When you’re hungry but you feel emotionally miserable so you decide to restrict/starve because you don’t want to keep feeding the monster (yourself).
That’s my current state.
It’s a mix of feeling great because I’m finally fucking restricting without my parents breathing down my neck, but at the same time feeling like shit because hunger sucks. But honestly, I prefer to starve myself than not doing it and then feeling sad AND fat.
It feels wonderful to starve while miserable. You know why? Because at least I’m getting skinny while miserable. (Yes, I’m fully aware of how horrible that sounds.) I don’t think my piece of shit body and the shit person that I am deserve the goodness of NOT feeling hunger.
To me, feeling hungry means emptiness. But a good emptiness. Empty of life, of soul, of anything that causes pain….I can focus solely on my hunger and how far I can take it, while ignoring the problems and fears in my life (solitude, changes, heartbreak, etc).
I’m always starving for something. Food, companionship, love….there’s always something. And right now I feel I deserve none of it.
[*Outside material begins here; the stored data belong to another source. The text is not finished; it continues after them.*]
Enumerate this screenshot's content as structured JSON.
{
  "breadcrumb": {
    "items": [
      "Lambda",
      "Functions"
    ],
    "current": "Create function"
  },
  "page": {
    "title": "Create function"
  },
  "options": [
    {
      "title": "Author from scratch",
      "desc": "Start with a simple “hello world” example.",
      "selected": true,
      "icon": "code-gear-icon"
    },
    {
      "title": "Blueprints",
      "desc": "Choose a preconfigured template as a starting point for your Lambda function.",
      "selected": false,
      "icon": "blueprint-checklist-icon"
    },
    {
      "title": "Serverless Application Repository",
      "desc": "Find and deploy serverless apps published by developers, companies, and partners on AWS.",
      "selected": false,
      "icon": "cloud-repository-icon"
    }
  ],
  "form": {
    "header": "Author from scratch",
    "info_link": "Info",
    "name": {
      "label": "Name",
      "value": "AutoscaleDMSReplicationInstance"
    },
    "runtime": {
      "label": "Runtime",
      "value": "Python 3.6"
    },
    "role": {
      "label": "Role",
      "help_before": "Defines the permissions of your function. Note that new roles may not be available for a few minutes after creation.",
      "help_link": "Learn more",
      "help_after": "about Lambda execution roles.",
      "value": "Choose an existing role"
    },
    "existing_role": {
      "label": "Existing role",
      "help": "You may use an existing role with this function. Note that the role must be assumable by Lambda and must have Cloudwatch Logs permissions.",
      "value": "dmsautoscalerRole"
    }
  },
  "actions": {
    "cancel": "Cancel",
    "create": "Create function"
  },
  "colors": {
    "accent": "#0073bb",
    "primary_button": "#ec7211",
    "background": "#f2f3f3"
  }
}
Because this guy “dumped” me I now feel obviously very sad, but in addition I feel absolutely despicable, laughable, pathetic, and beyond disgusting. As a result, I don’t want anyone to pick and prod at me, not even myself. I want the disgust that is me to cease existing. And what better way to cease existing than becoming smaller as the seconds pass by and having your body slowly involuting while feeding off itself?
Somewhere in that argument there’s a big, gaping hole. I know it. But I can’t pinpoint it right now and I don’t really care either. I just want to be as cruel to myself as possible…because this guy “dumped” me, because I can’t hold down a romantic interest, because I’m fugly as shit…
I’m trying to explain something that doesn’t make any sense. Bummer. I’ll get back to it later.
In the meantime, I’ll just go to sleep….starving.